Breakfast: 2 slices toasted vegan bread with crunchy PB.
Lunch: Israeli Couscous Salad with Sumac, Chickpeas, and Arugula. Mint chocolate patties.
Snack: Blackberries. Celery. Carrots.
Dinner: Roasted tomato and red pepper soup with basil. Crostini with avocado and sea salt. Mint chocolate patties.
Habanero (or jalapeno, serrano etc.)
Salt and pepper
1. Cut tomatoes in half and lay on baking sheet. Sprinkle vinegar, salt, and pepper on tomatoes.
2. Lay red peppers, halved onion, and garlic cloves on baking sheet.

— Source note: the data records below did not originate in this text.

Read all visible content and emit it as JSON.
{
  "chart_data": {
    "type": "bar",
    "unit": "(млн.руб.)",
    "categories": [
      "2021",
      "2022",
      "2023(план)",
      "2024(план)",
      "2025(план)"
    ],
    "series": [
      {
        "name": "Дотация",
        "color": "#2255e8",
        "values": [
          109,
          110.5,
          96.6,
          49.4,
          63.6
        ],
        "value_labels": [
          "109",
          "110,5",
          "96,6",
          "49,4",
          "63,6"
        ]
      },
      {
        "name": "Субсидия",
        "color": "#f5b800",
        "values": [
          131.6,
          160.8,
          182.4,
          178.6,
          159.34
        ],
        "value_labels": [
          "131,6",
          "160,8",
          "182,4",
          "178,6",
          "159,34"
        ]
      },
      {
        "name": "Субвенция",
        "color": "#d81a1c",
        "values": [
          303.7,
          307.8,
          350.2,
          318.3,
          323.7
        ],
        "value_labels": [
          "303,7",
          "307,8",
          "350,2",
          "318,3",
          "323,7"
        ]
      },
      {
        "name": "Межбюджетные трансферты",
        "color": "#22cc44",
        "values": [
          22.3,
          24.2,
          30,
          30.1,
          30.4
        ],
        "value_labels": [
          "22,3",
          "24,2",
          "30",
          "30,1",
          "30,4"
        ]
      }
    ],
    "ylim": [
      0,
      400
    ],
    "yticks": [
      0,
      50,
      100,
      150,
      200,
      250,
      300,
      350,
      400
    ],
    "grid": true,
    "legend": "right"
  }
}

3. Put (1) and (2) in 375 oven for 30+ minutes. Once the tomato has broken down and the pepper skins are charred and puffed, remove from oven. Put peppers in a bowl and cover bowl. This technique makes removing the pepper skins easier. When you remove stem, do so over a bowl because there is a lot of liquid inside. Separate stem and seeds from pepper and put aside.
4. Heat a soup pot and add chopped onion and the roasted onion with olive oil. Once onion is cooked through, add roasted garlic then roasted peppers then roasted tomato, salt and pepper and satuee for a few minutes then add about 4-6 cups of water. Take off heat and allow to sit and flavors to marinate.
5. Once cooled down, blend soup with immersion blender. Soup’s done!
*I served with fresh basil leaves but this soup can be a base for a tikka masala, chilli, or enjoyed as is with grilled cheese. I paired with avocado on crostini and OMG that was perfect when dipped in the soup. Enjoy!